I am genuinely delighted to stand corrected, and havng re-read what you actually wrote, (rather than what I thought you wrote), I can see how I made the error of assumption. Quite obviously, you are very aware of the remarkable achievements of what I, and undoubtedly you, would consider the true Islamic golden-age. Such was the brevity, (and accuracy), of your post, I had misread it is being in denial about Islamic achievements.

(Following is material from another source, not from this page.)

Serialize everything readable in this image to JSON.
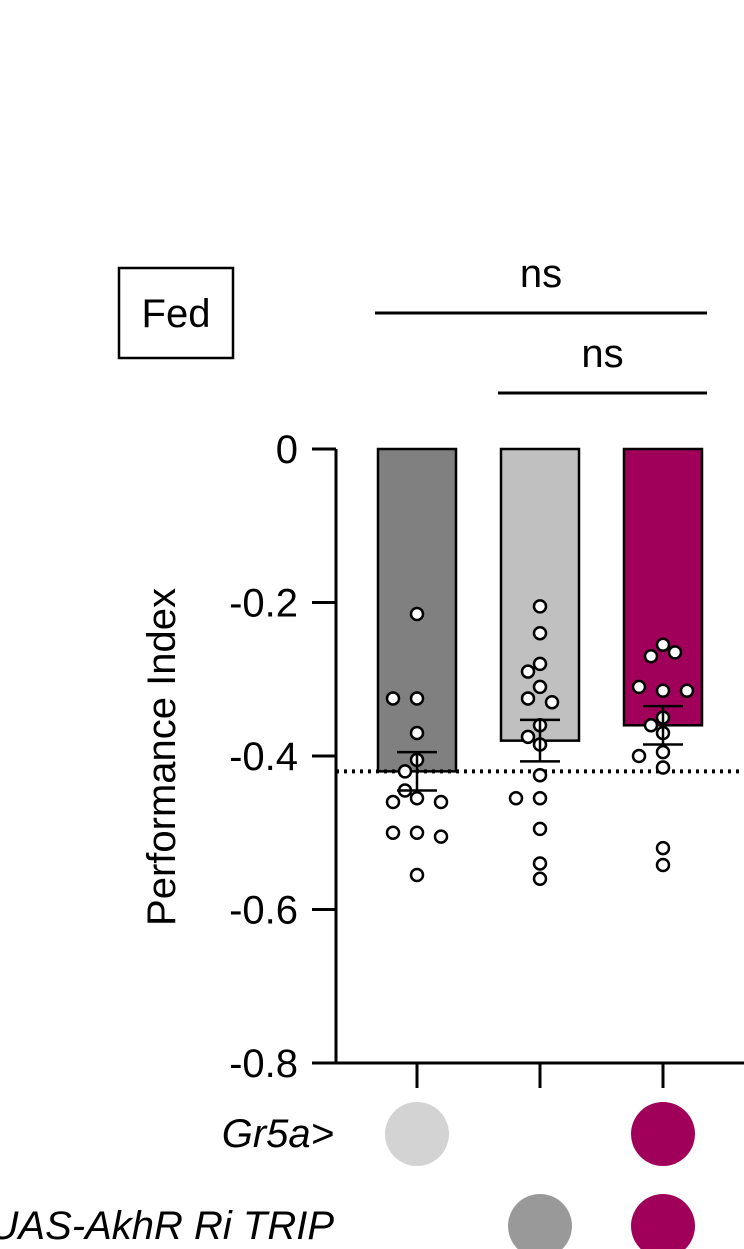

I'm also grateful about the sources of the Quran. Mine came rather second-hand I'm afraid, but at least the source was an obviously misinformed or ill-informed Archbishop, thus demonstrating that at least some of them are overpaid and overvalued! :)  I must confess that I was always a little scepticle of this claim, but deferred to a certain other. I had always thought it more likely that it would all have been cobbled together from tribal sources and folkelore, and now I feel slightly vindicated.


On the subject of "swords" perhaps it is highly significant that the most prized were those made from "Damascus Steel", far in advance of aything else at the time. In the west, we were still trying to hack people down with heavy iron swords in medieval times, which crushed bones better than they cut off limbs.

I think we are both in complete agreement about the radical Islam of the Taliban, which like all fundamentalism, serves no-one except those who propose and prosecute it. I feel exactly the same way about Christian fundamentalism, and in both instances, there is almost always a hidden agenda with more than a hint of the political.

All that remains, in the best tradition of gutter journalism and potential libel cases, is for me to unreservedly reatract my accusations and apolgise for any distress which may have been caused to you, your family, your tribe and your religion, as well as any pet cats, dogs and even the fleas which may jumpeth upon thy person.